Hisse senedi alımı için açılan krediler, alt gelir gruplarından olanların da iştahını kabartmaya yetiyordu. Yüksek kazanç hayaliyle her kesimden insanın aktığı borsa 24 Ekim 1929’da dibe vurdu. Kısa sürede yeryüzü cennetinin aslında bir simsarlar cehennemi olduğu ortaya çıktı. Ekonomik kriz hızla tüm sanayileşmiş ülkelere yayıldı.
- Sonuç; hammadde fiyatlarında ve sanayi üretiminde yarı yarıya düşüş, milyonlarca işsiz, binlerce evsiz, iflaslar ve yükselen faşizm. Krizi fırsata çevirmek gibi bir safsatayı yayan krizin mimarı para tröstleri bu işten yine karlı çıktı.
Ekonomik Buhran’ın sertleştiği 1933 yılında Franklin D. Roosevelt ‘New Deal’ adlı bir programla ortaya çıkıp başkan seçildi. Programı; gelir dağılımı bozukluğunu düzeltmeyi, altın ve döviz kurunu başkanlığın kontrolüne geçirmeyi, bankacılık sektörüne yeni düzenlemeler getirmeyi içeriyordu. İş çevresince, FDR’nin kendi sınıfına ihanet ettiği düşüncesi yayıldı.
Özetle, FED’in kuruluşuyla Amerikan devleti kapitalistin otlağına dönüşmüştü. 1. Dünya Savaşı’nda ekonominin yüzde ellisi 200 holdingin eline geçmiş, savaş sonrası kıta Avrupası’nın birikimine de el konulmuştu ve 1929 kriziyle de dünya ekonomisi üstünde tam bir tahakküm sağlanmıştı. Roosevelt’in programının bir geriye dönüş olduğu fikri hâkim oldu ve büyük patronlar bir darbe tezgâhladı. Başrolü de 1932 yılında savaş tazminatları için Washington’da binlerce kişiyle eylem yapmış Smedley Butler adlı eski bir generale verdiler.
Smedley Butler, darbe yapmak yerine kumpası Temsilciler Meclisi’ne şikâyet etti. Kongre tarafından bir araştırma komisyonu oluşturuldu. Halktan gizlenen (daha sonra bir gazetecinin ortaya çıkardığı) raporun sonuç bölümünde şunlar yazıyordu;
‘Bazı insanların bu ülkede faşist bir yönetim kurmak için girişimde bulunduğuna dair kanıtlar elde edilmiştir. Bu girişim tartışılmış ve planlanmıştır. Mali destekçilerin onay vermesi halinde gerçekleştirileceğinde şüphe yoktur.’

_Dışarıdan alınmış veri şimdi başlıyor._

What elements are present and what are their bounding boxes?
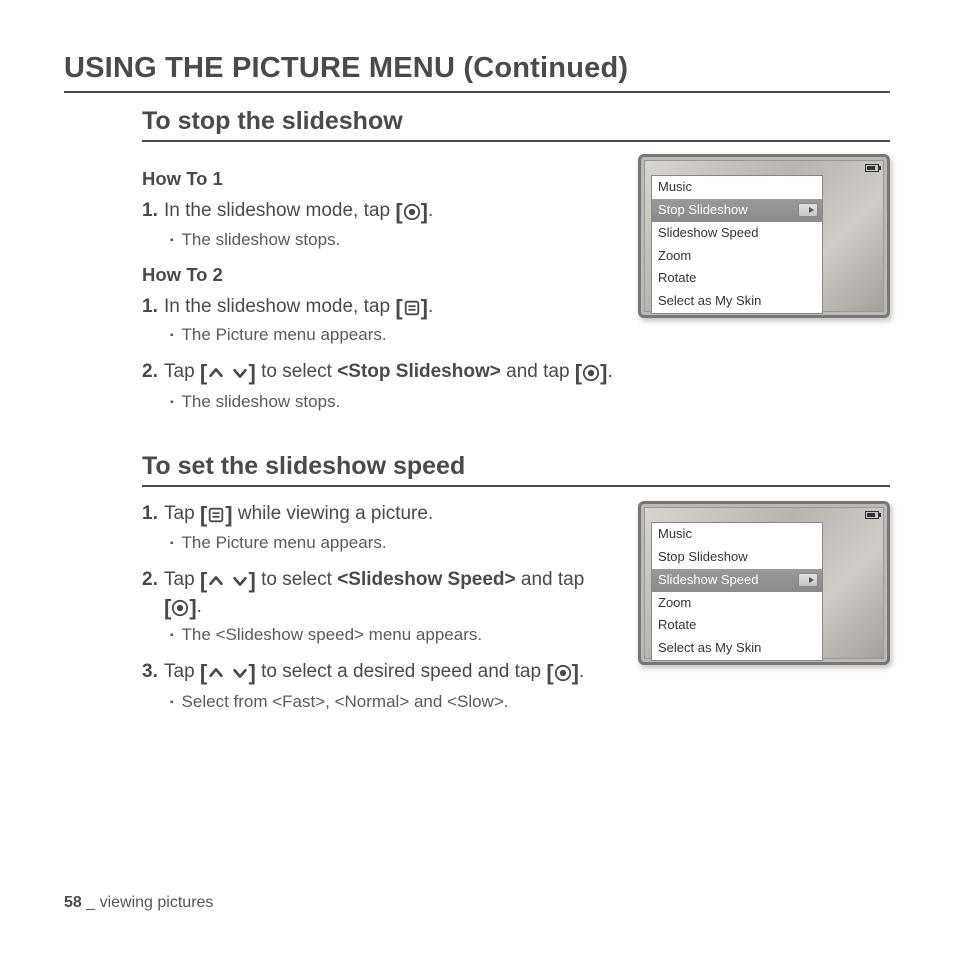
- bracket: ]: [249, 662, 256, 684]
- page-footer: 58 _ viewing pictures: [64, 894, 213, 912]
- section-stop-slideshow-title: To stop the slideshow: [142, 107, 890, 142]
- menu-item-select-as-my-skin: Select as My Skin: [652, 290, 822, 313]
- menu-item-zoom: Zoom: [652, 245, 822, 268]
- bracket: ]: [572, 662, 579, 684]
- menu-item-select-as-my-skin: Select as My Skin: [652, 637, 822, 660]
- section-slideshow-speed-title: To set the slideshow speed: [142, 452, 890, 487]
- howto1-sub1: The slideshow stops.: [170, 230, 618, 250]
- bracket: ]: [225, 504, 232, 526]
- menu-item-music: Music: [652, 523, 822, 546]
- menu-item-rotate: Rotate: [652, 614, 822, 637]
- bracket: [: [164, 597, 171, 619]
- chevron-right-icon: [809, 577, 814, 583]
- text-bold: <Slideshow Speed>: [337, 569, 515, 590]
- text: and tap: [501, 361, 575, 382]
- bracket: [: [200, 662, 207, 684]
- bracket: ]: [421, 297, 428, 319]
- bracket: [: [546, 662, 553, 684]
- bracket: ]: [421, 201, 428, 223]
- step-number: 1.: [142, 501, 164, 527]
- text: to select: [256, 569, 337, 590]
- target-icon: [554, 664, 572, 682]
- bracket: [: [200, 570, 207, 592]
- page-content: To stop the slideshow How To 1 1. In the…: [64, 107, 890, 726]
- text: In the slideshow mode, tap: [164, 296, 395, 317]
- battery-icon: [865, 511, 879, 519]
- text: Stop Slideshow: [658, 202, 748, 217]
- text: to select a desired speed and tap: [256, 661, 546, 682]
- target-icon: [582, 364, 600, 382]
- step-number: 2.: [142, 567, 164, 593]
- text: .: [428, 200, 433, 221]
- battery-icon: [865, 164, 879, 172]
- step-number: 3.: [142, 659, 164, 685]
- picture-menu-popup: Music Stop Slideshow Slideshow Speed Zoo…: [651, 175, 823, 314]
- chevron-down-icon: [231, 572, 249, 590]
- bracket: ]: [249, 570, 256, 592]
- s2-step1: Tap [] while viewing a picture.: [164, 501, 618, 527]
- s2-sub1: The Picture menu appears.: [170, 533, 618, 553]
- text: Tap: [164, 569, 200, 590]
- menu-icon: [403, 299, 421, 317]
- howto1-label: How To 1: [142, 168, 618, 190]
- menu-item-music: Music: [652, 176, 822, 199]
- menu-item-slideshow-speed: Slideshow Speed: [652, 569, 822, 592]
- howto2-sub1: The Picture menu appears.: [170, 325, 618, 345]
- text: Tap: [164, 503, 200, 524]
- menu-icon: [207, 506, 225, 524]
- menu-item-zoom: Zoom: [652, 592, 822, 615]
- menu-item-rotate: Rotate: [652, 267, 822, 290]
- step-number: 1.: [142, 294, 164, 320]
- device-preview-stop-slideshow: Music Stop Slideshow Slideshow Speed Zoo…: [638, 154, 890, 318]
- howto2-step2: Tap [ ] to select <Stop Slideshow> and t…: [164, 359, 890, 386]
- text: .: [428, 296, 433, 317]
- text-bold: <Stop Slideshow>: [337, 361, 501, 382]
- howto1-step1: In the slideshow mode, tap [].: [164, 198, 618, 224]
- bracket: [: [575, 362, 582, 384]
- howto2-sub2: The slideshow stops.: [170, 392, 890, 412]
- picture-menu-popup: Music Stop Slideshow Slideshow Speed Zoo…: [651, 522, 823, 661]
- step-number: 1.: [142, 198, 164, 224]
- text: Tap: [164, 661, 200, 682]
- bracket: [: [395, 297, 402, 319]
- text: and tap: [516, 569, 585, 590]
- s2-step3: Tap [ ] to select a desired speed and ta…: [164, 659, 618, 686]
- s2-step2: Tap [ ] to select <Slideshow Speed> and …: [164, 567, 618, 619]
- section-name: viewing pictures: [100, 894, 214, 911]
- page-title: USING THE PICTURE MENU (Continued): [64, 52, 890, 93]
- bracket: [: [200, 504, 207, 526]
- text: .: [607, 361, 612, 382]
- text: to select: [256, 361, 337, 382]
- page-number: 58: [64, 894, 82, 911]
- text: In the slideshow mode, tap: [164, 200, 395, 221]
- menu-item-stop-slideshow: Stop Slideshow: [652, 199, 822, 222]
- device-preview-slideshow-speed: Music Stop Slideshow Slideshow Speed Zoo…: [638, 501, 890, 665]
- chevron-right-icon: [809, 207, 814, 213]
- s2-sub3: Select from <Fast>, <Normal> and <Slow>.: [170, 692, 618, 712]
- chevron-down-icon: [231, 364, 249, 382]
- chevron-up-icon: [207, 664, 225, 682]
- howto2-label: How To 2: [142, 264, 618, 286]
- bracket: [: [395, 201, 402, 223]
- bracket: ]: [249, 362, 256, 384]
- text: while viewing a picture.: [233, 503, 434, 524]
- chevron-up-icon: [207, 572, 225, 590]
- chevron-up-icon: [207, 364, 225, 382]
- text: .: [197, 596, 202, 617]
- bracket: [: [200, 362, 207, 384]
- bracket: ]: [189, 597, 196, 619]
- menu-item-stop-slideshow: Stop Slideshow: [652, 546, 822, 569]
- target-icon: [403, 203, 421, 221]
- howto2-step1: In the slideshow mode, tap [].: [164, 294, 618, 320]
- text: .: [579, 661, 584, 682]
- text: Slideshow Speed: [658, 572, 758, 587]
- chevron-down-icon: [231, 664, 249, 682]
- step-number: 2.: [142, 359, 164, 385]
- s2-sub2: The <Slideshow speed> menu appears.: [170, 625, 618, 645]
- menu-item-slideshow-speed: Slideshow Speed: [652, 222, 822, 245]
- target-icon: [171, 599, 189, 617]
- text: _: [82, 894, 100, 911]
- text: Tap: [164, 361, 200, 382]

Kumpasta eski New York Valisi Al Smith, eski Demokrat Başkan Adayı John W. Davis, eski eyalet komutanı William Doyle gibi birçok siyasetçi ile askerin ve Dupont, J. P. Morgan and Co, Goodyear, Bethlehem Steel, General Motors yöneticileri gibi sermayedarların adı geçiyordu. Araştırma komisyonunun raporuna rağmen darbe teşebbüsüne ismi karışanlar hakkında hiçbir yasal işlem yapılmadı ve olay örtbas edildi.
Teşebbüsle ilgili bulguların sümenaltı edilme gerekçesi hala bir muamma. Roosevelt’in, darbecilerle anlaştığı, programına destek koşuluyla davayı kapattığı söyleniyor. İşin aslı New Deal projesi ciddi bir başarı sağlayamadı. ABD, ekonomik krizden ancak 2. Dünya Savaşı ile kurtuldu. Komplocu iş adamlarının faşist hükümetlerle ticari ilişkilerine ABD yıllarca göz yumdu. Bu ilişkiler ağı, Roosevelt ile darbeciler arasındaki gizli anlaşmanın maddelerine dair bize bir şey fısıldıyor olabilir mi?